In terms of expanding provisions for expedited review, Gottlieb said with targeted medicines, particularly in oncology, the FDA is sometimes able to observe earlier, and in some cases, outsized benefits. “For example, we’re currently examining approaches to better expediting review and approval of these products by leveraging FDA’s existing expedited programs,” he said in the testimony. “Accelerated approval has typically been granted in circumstances where earlier-stage or smaller data sets show benefit for a serious unmet medical need. But that showing of benefit is typically based on the drug’s effect on a surrogate endpoint. In these cases, that endpoint, like tumor shrinkage, is judged to be reasonably likely to predict clinical benefit,” Gottlieb said.
For targeted drugs that the FDA says still require more evidence to understand best clinical use, Gottlieb says the agency might want to approve such a product earlier and require a post-market confirmatory study to validate the finding – similar to an accelerated approval approach. “Congress clarified our authority under FDASIA [Food and Drug Administration Safety and Innovation Act] to grant accelerated approval based on intermediate clinical endpoints,” Gottlieb said in his testimony “We want to better define what’s meant by intermediate endpoints to ensure that product developers with promising drugs take full advantage of this provision and can consider it in a broader range of such settings,” he said.

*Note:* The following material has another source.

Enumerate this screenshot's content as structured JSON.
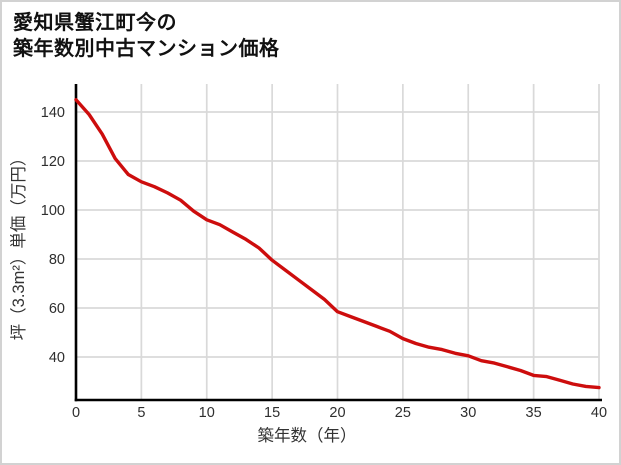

“As the mechanism of diseases, like cancer, become more clearly defined, and drugs targeting these conditions are more carefully tailored to the underlying biology of disease, we’re going to see more such cases – situations where a new drug offers an outsized survival benefit in a selected population of patients in a smaller, early-stage clinical trial,” he said in his testimony.
One reason Gottlieb says the agency wants to consider accelerated approval in these settings is that it would include authority by the FDA to require confirmatory evidence to support the continued marketing of the drug and an expedited withdrawal mechanism if that evidence fails to confirm the benefit.
“To fully leverage these opportunities, and in keeping with the spirit of Cures, we’re working on a similar proposal for cancer drugs already approved for one indication – approval for a supplemental application, where the approval concerns a second indication, can sometimes appropriately rely on a more targeted data set, like a single-arm study,” Gottlieb said.
Gottlieb says the FDA intends to issue guidance to clarify the circumstances for which the items identified in the proposals are appropriate.